Mesmo roupas 100% poliéster não podem ser recicladas para sempre.Existem duas maneiras de reciclar o PET: mecanicamente e quimicamente.“A reciclagem mecânica é pegar uma garrafa plástica, lavá-la, desfiá-la e depois transformá-la novamente em um chip de poliéster, que passa pelo processo tradicional de fabricação da fibra.A reciclagem química é pegar um resíduo de plástico e devolvê-lo aos seus monômeros originais, que são indistinguíveis do poliéster virgem.Esses podem então voltar ao sistema regular de fabricação de poliéster”, explicou Magruder ao FashionUnited.A maior parte do rPET é obtida por meio de reciclagem mecânica, pois é o mais barato dos dois processos e não requer produtos químicos além dos detergentes necessários para limpar os materiais de entrada.No entanto, “através deste processo, a fibra pode perder sua força e, portanto, precisa ser misturada com fibra virgem”, observa o Escritório Federal Suíço para o Meio Ambiente.
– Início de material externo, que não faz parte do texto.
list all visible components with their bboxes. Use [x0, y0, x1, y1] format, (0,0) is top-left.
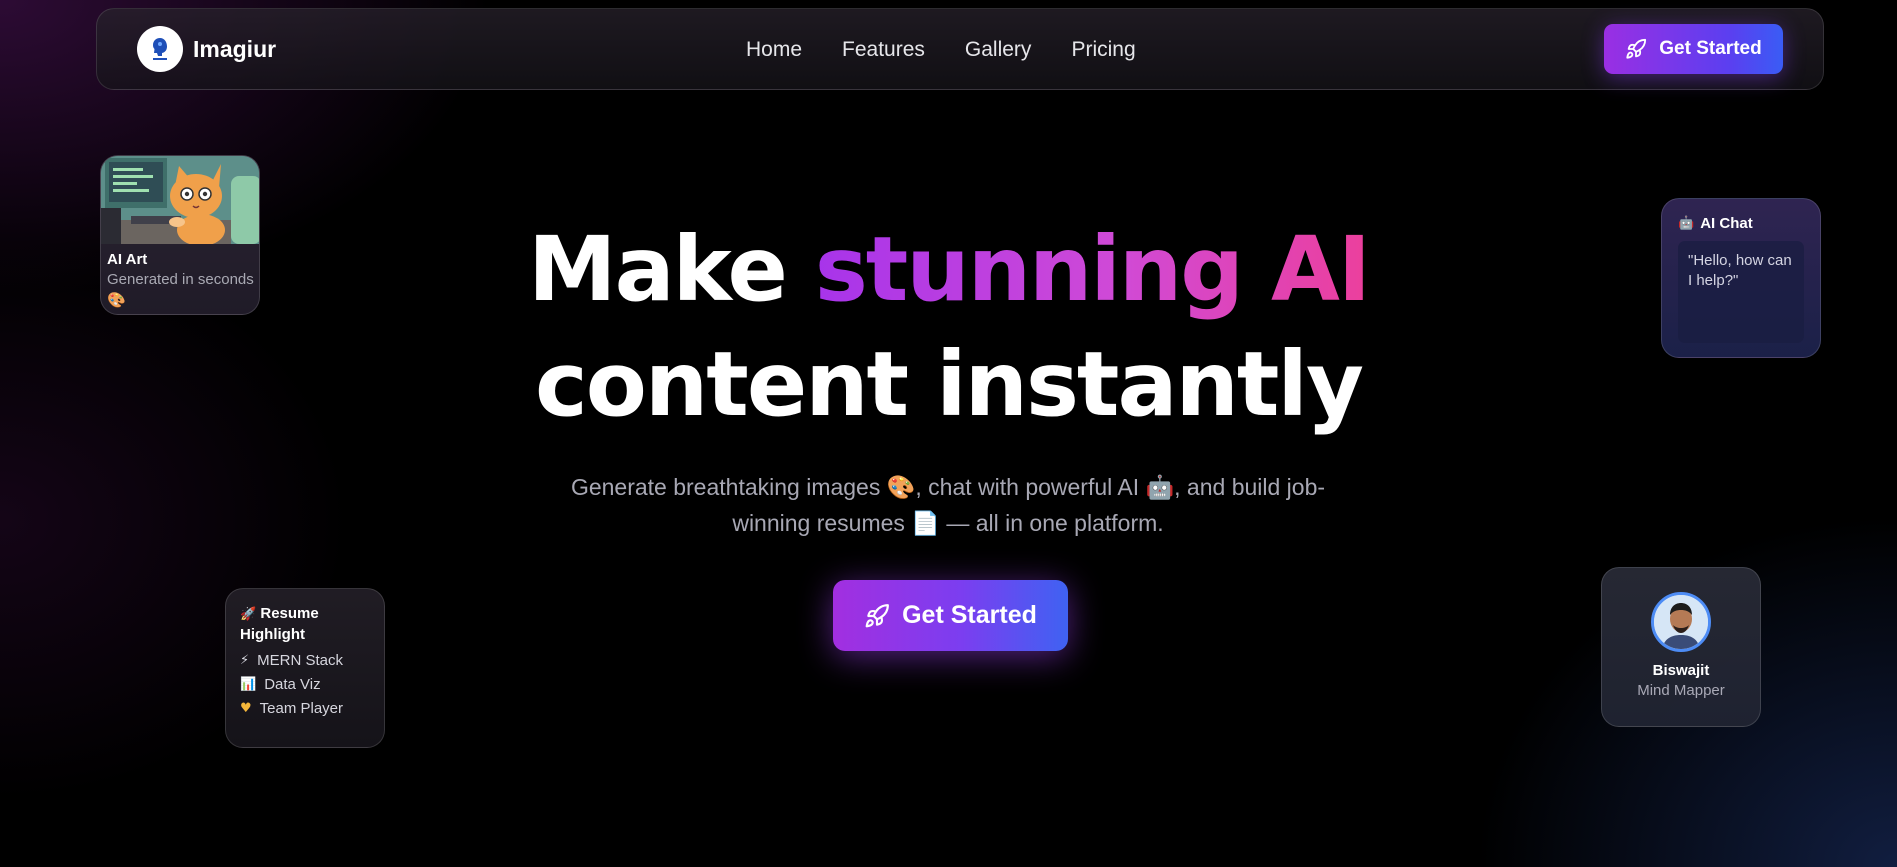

“A maioria das pessoas acredita que os plásticos podem ser infinitamente reciclados, mas cada vez que o plástico é aquecido, ele degenera, então a iteração subsequente do polímero é degradada e o plástico deve ser usado para fazer produtos de qualidade inferior”, disse Patty Grossman, cofundadora da Duas Irmãs Ecotêxteis, em e-mail para FashionUnited.A Textile Exchange, no entanto, afirma no seu site que o rPET pode ser reciclado por muitos anos: “as roupas de poliéster reciclado visam ser continuamente recicladas sem degradação da qualidade”, escreveu a organização, acrescentando que o ciclo de vestuário de poliéster tem potencial para se tornar “ um sistema de circuito fechado” algum dia.
Aqueles que seguem a linha de pensamento de Grossman argumentam que o mundo deveria produzir e consumir menos plástico em geral.Se o público acredita que tudo o que joga fora pode ser reciclado, provavelmente não verá nenhum problema em continuar a consumir produtos plásticos descartáveis.Infelizmente, apenas uma pequena parte do plástico que usamos é reciclada.Nos Estados Unidos, apenas 9% de todos os plásticos foram reciclados em 2015, de acordo com a Agência de Proteção Ambiental dos EUA.
Aqueles que defendem uma visão menos comemorativa do rPET defendem que as marcas de moda e os compradores devem ser incentivados a favorecer ao máximo as fibras naturais.Afinal, embora o rPET consuma 59% menos energia para produzir do que o poliéster virgem, ele ainda requer mais energia do que o cânhamo, a lã e o algodão orgânico e comum, de acordo com um relatório de 2010 do Instituto do Meio Ambiente de Estocolmo.